En el segundo año tras el ascenso a la Bundesliga, el 1. FC Heidenheim se encuentra en una batalla por el descenso. ¡Lógico! ¿O? ¿Cuál es el problema con el “maldito segundo año”?
La mayoría de los matrimonios en Alemania fracasan en los “siete malditos años”. Al menos eso es lo que dice el refrán. Todo se remonta a una comedia de 1955 de Billy Wilder en la que Marilyn Monroe desempeña el papel principal.
Rara vez hay algo de verdad en esos mitos. Y cualquiera que observe las estadísticas se dará cuenta rápidamente de lo contrario. Según la Oficina Federal de Estadística, la duración media del matrimonio se sitúa recientemente en torno a los 14,8 años.
Si la euforia y despreocupación están ahí
Hay una sabiduría similar en el fútbol. A la gente le gusta hablar del “maldito segundo año”. “La segunda temporada siempre será la más difícil, eso todo el mundo lo sabe”ya lo dijo Uwe Seeler. Se trata de los clubes de la Bundesliga que, según se dice, tienen que abandonar la liga con más frecuencia que la media en el segundo año tras el ascenso.

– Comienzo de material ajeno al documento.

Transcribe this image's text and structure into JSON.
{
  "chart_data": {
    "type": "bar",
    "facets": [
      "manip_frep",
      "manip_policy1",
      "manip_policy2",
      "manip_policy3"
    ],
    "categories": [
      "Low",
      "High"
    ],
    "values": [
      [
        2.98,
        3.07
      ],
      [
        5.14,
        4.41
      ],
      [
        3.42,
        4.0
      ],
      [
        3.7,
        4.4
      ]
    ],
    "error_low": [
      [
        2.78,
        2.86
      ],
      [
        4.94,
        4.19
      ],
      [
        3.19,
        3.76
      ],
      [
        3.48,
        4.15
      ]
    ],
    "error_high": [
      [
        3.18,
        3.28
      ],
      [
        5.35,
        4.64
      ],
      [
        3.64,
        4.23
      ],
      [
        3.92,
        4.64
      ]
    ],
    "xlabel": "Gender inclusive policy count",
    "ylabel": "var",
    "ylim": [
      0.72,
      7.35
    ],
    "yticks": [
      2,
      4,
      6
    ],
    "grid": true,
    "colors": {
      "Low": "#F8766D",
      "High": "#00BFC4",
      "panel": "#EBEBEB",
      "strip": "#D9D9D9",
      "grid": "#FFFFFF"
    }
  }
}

Definitivamente hay algo en eso. La euforia del ascenso desapareció en el segundo año, los oponentes se adaptaron a ti, la actitud despreocupada desapareció, de repente hay algo que perder y tal vez incluso uno o dos de los mejores jugadores que impresionaron el primer año hayan abandonado el club.
¿Heidenheim también cumple la profecía?
Esta temporada, Heidenheim corre el riesgo de cumplir la profecía. Antes de la 16ª jornada, el 1. FC se encuentra en la zona de descenso con diez puntos, a cuatro puntos del puesto 15. El pequeño club hizo una gran temporada la temporada pasada e incluso llegó a Europa en el octavo puesto. Liga de conferencias retirado.
Pero el éxito despertó el deseo. Dos grandes jugadores, Jan-Niklas Beste (al Benfica de Lisboa) y Tim Kleindienst (al Borussia Mönchengladbach), abandonaron el club y el equipo simplemente no estaba acostumbrado al estrés adicional de los partidos internacionales.
Bielefeld es el último equipo afectado hasta el momento
Arminia Bielefeld fue el último equipo en hacerlo. Después de ascender a la Bundesliga en 2020, los recién llegados del este de Westfalia ocuparon inicialmente la clase en el puesto 15, pero un año después el club tuvo que descender un nivel más, quedando penúltimo. Entonces ahí estaba, la “picazón del segundo año”.
Y hay otros ejemplos en el pasado reciente. En la temporada 2019/20 el Fortuna Düsseldorf fue golpeado y al final de la temporada 2018/19 descendieron dos clubes que habían ascendido juntos en la primavera de 2017: el VfB Stuttgart y el Hannover 96.
En la temporada 2016/17 descendieron el Darmstadt 98 y el FC Ingolstadt, también en el segundo año tras el ascenso. Por cierto, el punto de partida fue el Borussia Neunkirchen en la temporada 1965/66.
Un total de sólo 26 equipos afectados
Pero, por supuesto, hay esperanzas para el 1. FC Heidenheim. Esto depende, por ejemplo, del máximo goleador de la segunda división, Budu Siwsiwadse, que pasa del Karlsruher SC al Ostalb.
Y cualquiera que revise las estadísticas de la Bundesliga desde 1963 descubrirá que el primer año sigue siendo el más peligroso para un equipo recién ascendido. De un total de 152 jugadores descendidos, 60 eran recién llegados. Holstein Kiel y FC St. Pauli también se encuentran actualmente en una situación desesperada. Sin embargo, sólo 26 equipos se vieron afectados en el segundo año después del ascenso. La supuesta sabiduría futbolística no es cierta en absoluto.